The outcome is precise, well-routed answers to the queries that are really posed by marketing users:
“What channel brought in the highest amount of revenue during the last quarter?”
Returns Store, Web and Catalog ranked by gross revenue, profit and number of transactions.
“What was the best promotion in terms of revenues?”
Shows promotions giving highest revenue with the cost of the discount displayed so users can assess ROI.
“How do preferred customers differ from regular customers?”
Revenue per customer, basket size and total revenue for both groups.
“What product category is the most profitable?”
All categories sorted by average profit margin percentage.
Four Things We Learned
1. TPC-DS is drastically underutilised as demo and prototyping data
Most Databricks users know TPC-H from SQL benchmarks. TPC-DS is also built into every workspace and is much more suited to retail and marketing analytics. If you are building a marketing, retail, or e-commerce analytics proof of concept — TPC-DS is a great place to start. It will save you days.

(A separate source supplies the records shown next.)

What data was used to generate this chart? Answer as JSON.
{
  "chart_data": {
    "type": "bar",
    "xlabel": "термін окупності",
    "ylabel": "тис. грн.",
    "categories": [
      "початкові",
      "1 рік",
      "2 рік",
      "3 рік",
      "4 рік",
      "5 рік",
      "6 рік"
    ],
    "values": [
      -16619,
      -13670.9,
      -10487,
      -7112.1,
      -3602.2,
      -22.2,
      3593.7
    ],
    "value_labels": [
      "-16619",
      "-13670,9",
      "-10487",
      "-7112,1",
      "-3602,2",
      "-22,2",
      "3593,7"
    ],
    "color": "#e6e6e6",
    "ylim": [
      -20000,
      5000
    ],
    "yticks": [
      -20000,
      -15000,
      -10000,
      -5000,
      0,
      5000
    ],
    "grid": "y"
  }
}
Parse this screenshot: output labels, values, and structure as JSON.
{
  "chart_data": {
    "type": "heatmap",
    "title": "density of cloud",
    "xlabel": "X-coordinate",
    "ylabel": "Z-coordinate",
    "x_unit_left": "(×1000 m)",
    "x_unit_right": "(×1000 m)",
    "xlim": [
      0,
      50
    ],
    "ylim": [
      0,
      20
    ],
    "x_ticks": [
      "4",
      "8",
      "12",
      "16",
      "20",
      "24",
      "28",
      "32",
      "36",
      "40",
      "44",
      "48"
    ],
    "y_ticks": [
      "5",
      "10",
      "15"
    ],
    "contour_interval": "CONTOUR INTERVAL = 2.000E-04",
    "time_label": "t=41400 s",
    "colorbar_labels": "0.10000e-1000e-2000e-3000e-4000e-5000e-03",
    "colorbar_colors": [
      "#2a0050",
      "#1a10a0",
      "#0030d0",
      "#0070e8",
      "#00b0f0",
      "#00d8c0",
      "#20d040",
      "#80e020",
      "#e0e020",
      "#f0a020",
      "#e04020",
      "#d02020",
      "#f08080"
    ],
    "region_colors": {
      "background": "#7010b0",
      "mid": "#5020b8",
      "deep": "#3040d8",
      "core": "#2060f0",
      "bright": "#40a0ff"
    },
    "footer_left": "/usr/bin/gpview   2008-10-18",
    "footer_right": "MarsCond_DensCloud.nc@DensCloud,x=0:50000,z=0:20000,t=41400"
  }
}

2. The channel comparison chart changes how marketing teams think about investment
The marketing team had thought that the web channel was their most lucrative. After viewing the channel comparison view that displayed profit margin % and gross revenue across all three channels, they discovered that the catalog channel had a significantly higher margin than web despite lower revenue. That insight came from a chart that took five minutes to build.
3. The promotion table is more powerful than it seems
The TPC-DS promotion table is small (300 rows), but it has channel attribution flags that most marketing teams crave. By joining it to sales transactions via store_sales.ss_promo_sk you get revenue per promotion by which media channel the promotion used. It is a simple yet actual multi-touch attribution model built on free sample data.

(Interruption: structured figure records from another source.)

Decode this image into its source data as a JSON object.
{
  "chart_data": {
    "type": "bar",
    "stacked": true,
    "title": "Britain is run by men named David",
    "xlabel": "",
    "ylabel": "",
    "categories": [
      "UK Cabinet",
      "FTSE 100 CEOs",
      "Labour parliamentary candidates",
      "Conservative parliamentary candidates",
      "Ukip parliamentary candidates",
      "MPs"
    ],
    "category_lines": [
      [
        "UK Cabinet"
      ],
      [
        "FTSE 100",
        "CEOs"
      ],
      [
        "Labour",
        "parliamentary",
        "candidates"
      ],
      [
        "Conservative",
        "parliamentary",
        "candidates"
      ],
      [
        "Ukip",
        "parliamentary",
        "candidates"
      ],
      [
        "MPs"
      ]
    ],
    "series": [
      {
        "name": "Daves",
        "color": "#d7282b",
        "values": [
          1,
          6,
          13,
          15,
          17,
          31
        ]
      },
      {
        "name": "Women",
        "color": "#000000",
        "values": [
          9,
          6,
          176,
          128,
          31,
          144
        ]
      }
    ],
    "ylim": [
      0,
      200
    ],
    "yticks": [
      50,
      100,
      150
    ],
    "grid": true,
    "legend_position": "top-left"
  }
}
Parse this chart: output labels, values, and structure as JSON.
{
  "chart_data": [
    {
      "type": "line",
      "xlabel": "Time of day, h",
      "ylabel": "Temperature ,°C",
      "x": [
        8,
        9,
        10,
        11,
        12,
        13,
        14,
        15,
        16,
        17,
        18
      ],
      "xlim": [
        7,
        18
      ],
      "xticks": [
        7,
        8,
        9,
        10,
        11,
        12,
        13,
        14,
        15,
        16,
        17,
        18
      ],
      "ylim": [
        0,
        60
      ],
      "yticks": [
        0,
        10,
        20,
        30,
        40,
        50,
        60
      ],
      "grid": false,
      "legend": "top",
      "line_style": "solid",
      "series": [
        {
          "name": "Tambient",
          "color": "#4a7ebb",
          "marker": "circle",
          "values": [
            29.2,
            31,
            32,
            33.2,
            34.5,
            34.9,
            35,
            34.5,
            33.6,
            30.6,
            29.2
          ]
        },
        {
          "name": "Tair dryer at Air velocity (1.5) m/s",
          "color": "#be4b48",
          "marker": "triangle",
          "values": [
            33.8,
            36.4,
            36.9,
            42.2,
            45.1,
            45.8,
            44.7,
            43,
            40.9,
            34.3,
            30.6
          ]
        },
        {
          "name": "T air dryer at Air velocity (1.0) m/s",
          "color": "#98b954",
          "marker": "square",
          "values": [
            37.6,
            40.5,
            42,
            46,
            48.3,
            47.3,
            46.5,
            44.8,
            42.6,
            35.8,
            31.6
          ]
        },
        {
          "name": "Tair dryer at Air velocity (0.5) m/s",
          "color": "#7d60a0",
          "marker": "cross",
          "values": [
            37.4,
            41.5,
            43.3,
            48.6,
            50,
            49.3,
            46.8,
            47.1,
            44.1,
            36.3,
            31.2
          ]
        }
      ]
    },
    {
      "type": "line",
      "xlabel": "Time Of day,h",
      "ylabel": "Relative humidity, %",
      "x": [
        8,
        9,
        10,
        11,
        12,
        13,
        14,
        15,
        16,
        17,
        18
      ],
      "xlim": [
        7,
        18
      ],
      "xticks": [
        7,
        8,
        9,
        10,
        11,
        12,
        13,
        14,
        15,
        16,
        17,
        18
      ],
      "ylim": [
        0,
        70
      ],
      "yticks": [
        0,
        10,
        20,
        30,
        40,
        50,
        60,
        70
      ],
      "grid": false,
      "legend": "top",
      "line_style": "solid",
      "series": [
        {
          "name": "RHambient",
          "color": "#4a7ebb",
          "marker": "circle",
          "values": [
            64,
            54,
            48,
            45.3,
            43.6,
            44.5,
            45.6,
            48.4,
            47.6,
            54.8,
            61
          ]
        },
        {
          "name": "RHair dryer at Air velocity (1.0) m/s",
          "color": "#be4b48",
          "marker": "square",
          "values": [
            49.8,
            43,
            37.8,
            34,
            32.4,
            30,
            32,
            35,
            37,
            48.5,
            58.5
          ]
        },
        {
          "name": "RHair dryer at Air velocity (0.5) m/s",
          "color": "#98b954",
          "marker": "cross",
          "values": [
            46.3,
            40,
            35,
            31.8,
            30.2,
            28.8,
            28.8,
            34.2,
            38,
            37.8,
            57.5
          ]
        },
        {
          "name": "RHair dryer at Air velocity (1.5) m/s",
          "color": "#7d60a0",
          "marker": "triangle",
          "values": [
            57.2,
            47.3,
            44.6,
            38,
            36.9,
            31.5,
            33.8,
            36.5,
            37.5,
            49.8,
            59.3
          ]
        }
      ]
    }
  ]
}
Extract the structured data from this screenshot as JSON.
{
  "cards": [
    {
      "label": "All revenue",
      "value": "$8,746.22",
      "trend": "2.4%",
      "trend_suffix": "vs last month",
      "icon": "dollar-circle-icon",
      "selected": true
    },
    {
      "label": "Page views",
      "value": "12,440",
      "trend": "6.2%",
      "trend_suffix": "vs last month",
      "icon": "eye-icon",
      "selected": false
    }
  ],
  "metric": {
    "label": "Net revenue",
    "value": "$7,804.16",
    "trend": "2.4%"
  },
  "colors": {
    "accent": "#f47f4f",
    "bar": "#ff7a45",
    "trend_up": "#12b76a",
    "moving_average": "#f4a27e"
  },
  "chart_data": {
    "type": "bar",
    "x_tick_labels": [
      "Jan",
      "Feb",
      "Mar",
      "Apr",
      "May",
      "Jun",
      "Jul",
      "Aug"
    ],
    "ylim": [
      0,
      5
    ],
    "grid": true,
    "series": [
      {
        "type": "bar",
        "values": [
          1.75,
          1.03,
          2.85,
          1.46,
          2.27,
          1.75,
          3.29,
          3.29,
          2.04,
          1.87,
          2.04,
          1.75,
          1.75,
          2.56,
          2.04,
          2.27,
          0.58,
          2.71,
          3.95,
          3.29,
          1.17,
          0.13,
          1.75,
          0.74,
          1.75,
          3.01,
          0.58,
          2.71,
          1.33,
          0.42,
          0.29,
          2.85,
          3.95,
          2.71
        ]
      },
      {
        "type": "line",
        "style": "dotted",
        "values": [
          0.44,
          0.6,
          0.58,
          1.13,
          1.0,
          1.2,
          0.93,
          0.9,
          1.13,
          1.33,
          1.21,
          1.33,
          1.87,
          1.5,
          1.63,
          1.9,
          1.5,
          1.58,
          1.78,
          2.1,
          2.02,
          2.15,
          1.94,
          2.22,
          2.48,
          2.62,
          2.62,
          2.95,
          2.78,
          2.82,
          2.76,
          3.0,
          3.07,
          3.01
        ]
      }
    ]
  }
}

4. No other team poses any more specific questions than marketing users
Finance users ask broad questions. Sales users pose relative queries. Marketing users pose surgical questions like “what was the most units in the Home category promoted in Q3 last year?” The Genie guidelines for Marketing had to be a lot more detailed and routing precision had to be much higher.
How to Build This Yourself
- Load the tables. In SQL Editor, execute
CREATE TABLE AS SELECTfromsamples.tpcds_sf1intodbw_pixel_demo.marketing_domainfor all seven tables. - Create the Gold schema.

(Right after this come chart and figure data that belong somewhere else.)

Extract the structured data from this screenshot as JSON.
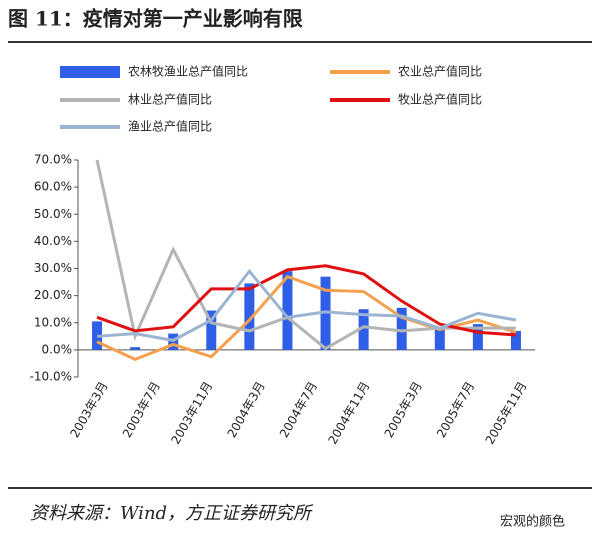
{
  "title": "图 11：疫情对第一产业影响有限",
  "source": "资料来源：Wind，方正证券研究所",
  "watermark": "宏观的颜色",
  "chart_data": {
    "type": "bar_line",
    "xtick_labels": [
      "2003年3月",
      "2003年7月",
      "2003年11月",
      "2004年3月",
      "2004年7月",
      "2004年11月",
      "2005年3月",
      "2005年7月",
      "2005年11月"
    ],
    "series": [
      {
        "name": "农林牧渔业总产值同比",
        "kind": "bar",
        "color": "#2f5fe6",
        "values": [
          10.5,
          1,
          6,
          14.5,
          24.5,
          29,
          27,
          15,
          15.5,
          7.5,
          9.5,
          7
        ]
      },
      {
        "name": "农业总产值同比",
        "kind": "line",
        "color": "#f4a04e",
        "values": [
          3,
          -3.5,
          2,
          -2.5,
          11,
          27,
          22,
          21.5,
          12,
          7.5,
          11,
          6.5
        ]
      },
      {
        "name": "林业总产值同比",
        "kind": "line",
        "color": "#b4b4b4",
        "values": [
          70,
          5,
          37,
          10,
          7,
          12,
          0.5,
          8.5,
          7,
          8,
          8,
          8
        ]
      },
      {
        "name": "牧业总产值同比",
        "kind": "line",
        "color": "#e01010",
        "values": [
          12,
          7,
          8.5,
          22.5,
          22.5,
          29.5,
          31,
          28,
          18,
          9.5,
          6.5,
          5.5
        ]
      },
      {
        "name": "渔业总产值同比",
        "kind": "line",
        "color": "#9bb4d2",
        "values": [
          5,
          6,
          3.5,
          11,
          29,
          12,
          14,
          13,
          12.5,
          8,
          13.5,
          11
        ]
      }
    ],
    "ylim": [
      -10,
      70
    ],
    "yticks": [
      {
        "value": -10,
        "label": "-10.0%"
      },
      {
        "value": 0,
        "label": "0.0%"
      },
      {
        "value": 10,
        "label": "10.0%"
      },
      {
        "value": 20,
        "label": "20.0%"
      },
      {
        "value": 30,
        "label": "30.0%"
      },
      {
        "value": 40,
        "label": "40.0%"
      },
      {
        "value": 50,
        "label": "50.0%"
      },
      {
        "value": 60,
        "label": "60.0%"
      },
      {
        "value": 70,
        "label": "70.0%"
      }
    ]
  }
}
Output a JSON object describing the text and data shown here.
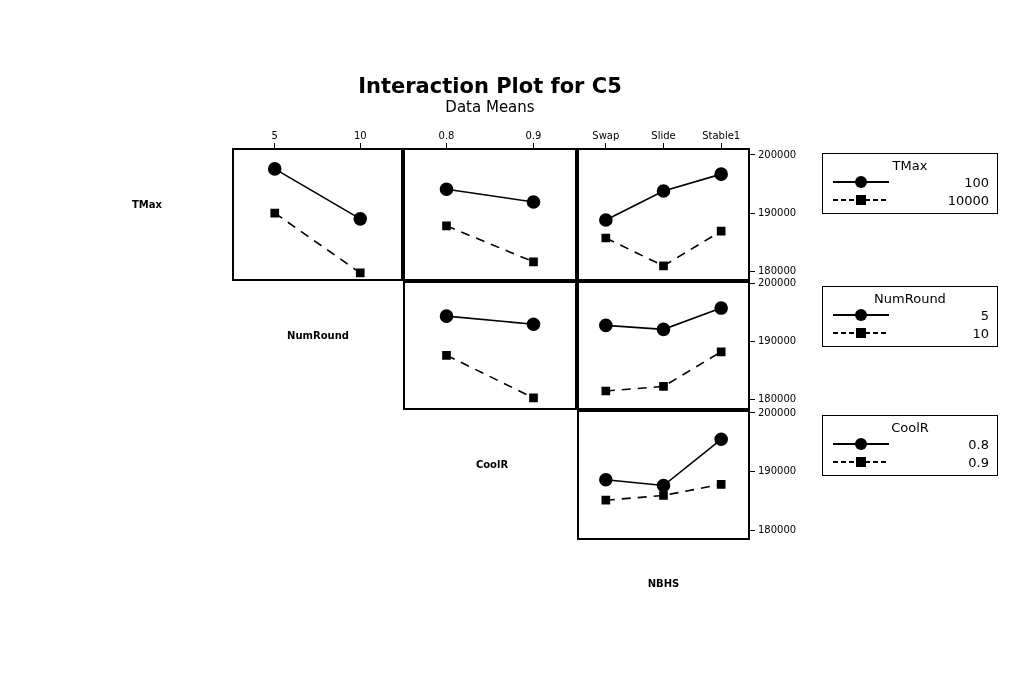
{
  "chart_data": [
    {
      "type": "other",
      "title": "Interaction Plot for C5",
      "subtitle": "Data Means"
    },
    {
      "type": "line",
      "ylabel": "TMax",
      "categories": [
        "5",
        "10"
      ],
      "ylim": [
        178300,
        201200
      ],
      "yticks": [
        180000,
        190000,
        200000
      ],
      "tick_labels": "x",
      "series": [
        {
          "color": "#000000",
          "marker": "circle",
          "line_style": "solid",
          "values": [
            197600,
            189000
          ]
        },
        {
          "color": "#000000",
          "marker": "square",
          "line_style": "dashed",
          "values": [
            190000,
            179700
          ]
        }
      ]
    },
    {
      "type": "line",
      "categories": [
        "0.8",
        "0.9"
      ],
      "ylim": [
        178300,
        201200
      ],
      "yticks": [
        180000,
        190000,
        200000
      ],
      "tick_labels": "x",
      "series": [
        {
          "color": "#000000",
          "marker": "circle",
          "line_style": "solid",
          "values": [
            194100,
            191900
          ]
        },
        {
          "color": "#000000",
          "marker": "square",
          "line_style": "dashed",
          "values": [
            187800,
            181600
          ]
        }
      ]
    },
    {
      "type": "line",
      "categories": [
        "Swap",
        "Slide",
        "Stable1"
      ],
      "ylim": [
        178300,
        201200
      ],
      "yticks": [
        180000,
        190000,
        200000
      ],
      "legend": "right",
      "legend_title": "TMax",
      "series": [
        {
          "name": "100",
          "color": "#000000",
          "marker": "circle",
          "line_style": "solid",
          "values": [
            188800,
            193800,
            196700
          ]
        },
        {
          "name": "10000",
          "color": "#000000",
          "marker": "square",
          "line_style": "dashed",
          "values": [
            185700,
            180900,
            186900
          ]
        }
      ]
    },
    {
      "type": "line",
      "ylabel": "NumRound",
      "categories": [
        null,
        null
      ],
      "ylim": [
        178100,
        200500
      ],
      "yticks": [
        180000,
        190000,
        200000
      ],
      "tick_labels": false,
      "series": [
        {
          "color": "#000000",
          "marker": "circle",
          "line_style": "solid",
          "values": [
            194400,
            193000
          ]
        },
        {
          "color": "#000000",
          "marker": "square",
          "line_style": "dashed",
          "values": [
            187600,
            180200
          ]
        }
      ]
    },
    {
      "type": "line",
      "categories": [
        null,
        null,
        null
      ],
      "ylim": [
        178100,
        200500
      ],
      "yticks": [
        180000,
        190000,
        200000
      ],
      "tick_labels": "y",
      "legend": "right",
      "legend_title": "NumRound",
      "series": [
        {
          "name": "5",
          "color": "#000000",
          "marker": "circle",
          "line_style": "solid",
          "values": [
            192800,
            192100,
            195800
          ]
        },
        {
          "name": "10",
          "color": "#000000",
          "marker": "square",
          "line_style": "dashed",
          "values": [
            181400,
            182200,
            188200
          ]
        }
      ]
    },
    {
      "type": "line",
      "ylabel": "CoolR",
      "xlabel": "NBHS",
      "categories": [
        null,
        null,
        null
      ],
      "ylim": [
        178300,
        200500
      ],
      "yticks": [
        180000,
        190000,
        200000
      ],
      "tick_labels": "y",
      "legend": "right",
      "legend_title": "CoolR",
      "series": [
        {
          "name": "0.8",
          "color": "#000000",
          "marker": "circle",
          "line_style": "solid",
          "values": [
            188600,
            187600,
            195500
          ]
        },
        {
          "name": "0.9",
          "color": "#000000",
          "marker": "square",
          "line_style": "dashed",
          "values": [
            185100,
            185900,
            187800
          ]
        }
      ]
    }
  ]
}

CREATE SCHEMA IF NOT EXISTS dbw_pixel_demo.marketing_gold. - Execute the five Gold views. marketing_kpi_summary, channel_revenue_summary, item_performance, promotion_effectiveness, customer_segment_performance.
- Build the dashboard. Databricks One → New Dashboard → add all Gold views as datasets → create widgets.
- Configure Genie. Add all five views as Trusted Assets → paste business instructions → add ten sample questions → test before publication.
- Publish. Auto-refresh hourly, add share URL to the marketing team.
Overall setup time: about two to three hours, primarily writing and testing five Gold views.
What Changed for the Marketing Team
Before this dashboard, a question like “what promotion should be run again next quarter?” had to be handled by a data analyst joining promotion, store_sales, and item tables, aggregating findings, and returning a spreadsheet. That took a day. Sometimes two.
After the dashboard, a promotion effectiveness chart appears, and after the marketing manager sorts by revenue, they get the answer in ten seconds. If they are interested in why a certain promotion worked, they query Genie and receive a breakdown by product line and discount price.
The shift was not just speed. It was independence. Marketing managers did not wait to receive data but made their own choices on their own time.
Final Thought
TPC-DS is free data that represents a practical retail business with three sale channels, product hierarchy, customer segmentation and promotion attribution. It is found in all Databricks workspaces. The marketing Gold views we created over it are standard SQL with no exotic functions. The dashboard is built with clicks and configuration.
This is worth building if your marketing team is still waiting for reports on promotion performance, channel revenue, or product category.
The question is never “do we have the data?” The question is always “have we made the data available?”